The Earth’s ailments are treatable, but not for a lot longer if people don’t make fundamental changes in what they consume, how they create energy, dispose of waste, and generally decrease the human footprint that is degrading air, water, and land.
Overall, the Earth suffers from land degradation; biodiversity loss; air, land and water pollution; and the effects of climate change—and must prevent and manage further risks and disasters. Without changes, the situation looks bleak for all of its inhabitants. A major extinction event is underway, compromising the globe’s “ability to meet human needs.”
Biodiversity helps regulate climate, filters air and water, forms soil, and mitigates the effects of natural disasters, yet, populations of species are declining and extinction rates are rising.
Biodiversity disproportionately affects women, children, and the poor. The livelihoods of 70 percent depend directly on natural resources.
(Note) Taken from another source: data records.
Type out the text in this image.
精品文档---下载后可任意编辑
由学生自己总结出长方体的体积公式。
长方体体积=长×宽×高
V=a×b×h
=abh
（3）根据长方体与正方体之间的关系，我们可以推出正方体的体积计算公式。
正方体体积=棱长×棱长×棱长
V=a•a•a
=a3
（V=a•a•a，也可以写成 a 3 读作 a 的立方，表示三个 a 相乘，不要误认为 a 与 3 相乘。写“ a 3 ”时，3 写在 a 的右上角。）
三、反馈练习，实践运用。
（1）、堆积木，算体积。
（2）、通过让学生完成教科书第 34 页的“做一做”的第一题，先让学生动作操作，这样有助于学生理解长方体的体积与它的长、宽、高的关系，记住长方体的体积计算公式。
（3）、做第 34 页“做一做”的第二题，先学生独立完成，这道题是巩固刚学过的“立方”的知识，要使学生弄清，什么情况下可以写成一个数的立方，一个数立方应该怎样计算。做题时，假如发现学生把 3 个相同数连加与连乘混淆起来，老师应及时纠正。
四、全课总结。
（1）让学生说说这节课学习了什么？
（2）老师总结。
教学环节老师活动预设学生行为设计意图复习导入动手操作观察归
Human populations suffer from the reverse. The population is on track to reach nearly 10 billion by 2050. Without “profound and urgent” changes in production and consumption patterns, that population growth will continue and the planet will not be able to support it in a healthy, productive, and fulfilled way by mid-century. Ninety percent of that growth will take place in Africa and Asia. Almost all coastal cities of any size are vulnerable to sea-level rise and flooding caused by extreme weather events.
As for the Earth itself, 10 out of 14 land habitats have seen a decrease in vegetation productivity. Forty percent of wetlands have been lost to agriculture and urban development since 1970. Farm land is becoming less fertile and useful, due in part to inefficient and unsustainable farming systems. Degraded “hot spots,” no longer able to easily grow crops, now account for 29 percent of all land areas. Deforestation has slowed, but continues. Genetic diversity is in decline, threatening food security.
In most regions, water quality has worsened “significantly” since 1990, poisoned by chemical pollution. One in three people still lacks access to safe sanitation.
To cite one, biodiversity loss and land degradation can be stopped, by changes in consumption, agricultural practices, and redistribution of food. Meeting carbon reduction goals also will reduce air pollution, which now prematurely kills between six and seven million people a year.
The world has the capability to reset a sustainable course. What’s missing, they said, is the political will to act, speed, and scale.